All this code does is find the current last XLOG record location and calculate the next valid XLOG record location.

This is then done in the CheckPointGuts function.

/* * Flush all data in shared memory to disk, and fsync * * This is the common code shared between regular checkpoints and * recovery restartpoints. */
static void
CheckPointGuts(XLogRecPtr checkPointRedo, int flags)
{
	CheckPointCLOG();
	CheckPointCommitTs();
	CheckPointSUBTRANS();
	CheckPointMultiXact();
	CheckPointPredicate();
	CheckPointRelationMap();
	CheckPointReplicationSlots();
	CheckPointSnapBuild();
	CheckPointLogicalRewriteHeap();
	CheckPointBuffers(flags);	/* performs all required fsyncs */
	CheckPointReplicationOrigin();
	/* We deliberately delay 2PC checkpointing as long as possible */
	CheckPointTwoPhase(checkPointRedo);
}
Copy the code

After the flush is complete, checkpoint should be written to WAL as a log.

/* * Now insert the checkpoint record into XLOG. */
XLogBeginInsert();
XLogRegisterData((char *) (&checkPoint),sizeof(checkPoint));
recptr = XLogInsert(RM_XLOG_ID, shutdown ? XLOG_CHECKPOINT_SHUTDOWN : XLOG_CHECKPOINT_ONLINE);
XLogFlush(recptr);
Copy the code

The checkpoint has been recorded in the WAL log. The last thing you need to do is update the checkpoint location information in the PG_control file.

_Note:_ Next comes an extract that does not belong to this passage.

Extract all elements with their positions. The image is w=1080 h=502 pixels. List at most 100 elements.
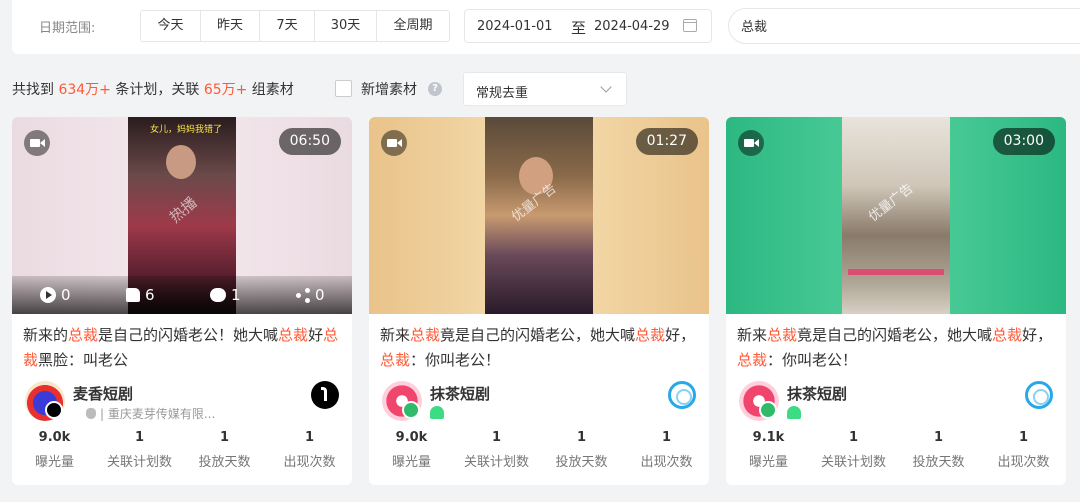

/* * Update the control file. */
if (shutdown)
        ControlFile->state = DB_SHUTDOWNED;
ControlFile->checkPoint = ProcLastRecPtr;
ControlFile->checkPointCopy = checkPoint;
ControlFile->time = (pg_time_t) time(NULL);

/* crash recovery should always recover to the end of WAL */
ControlFile->minRecoveryPoint = InvalidXLogRecPtr;
ControlFile->minRecoveryPointTLI = 0;

ControlFile->unloggedLSN = XLogCtl->unloggedLSN;

UpdateControlFile(); // Update the control file
Copy the code

When does checkpoint run

This part is not the focus of this article, so I will briefly mention it.

  1. The system periodically runs checkpoint. You can set the checkpoint interval.
  2. Manually run the checkpoint command to perform a checkpoint operation.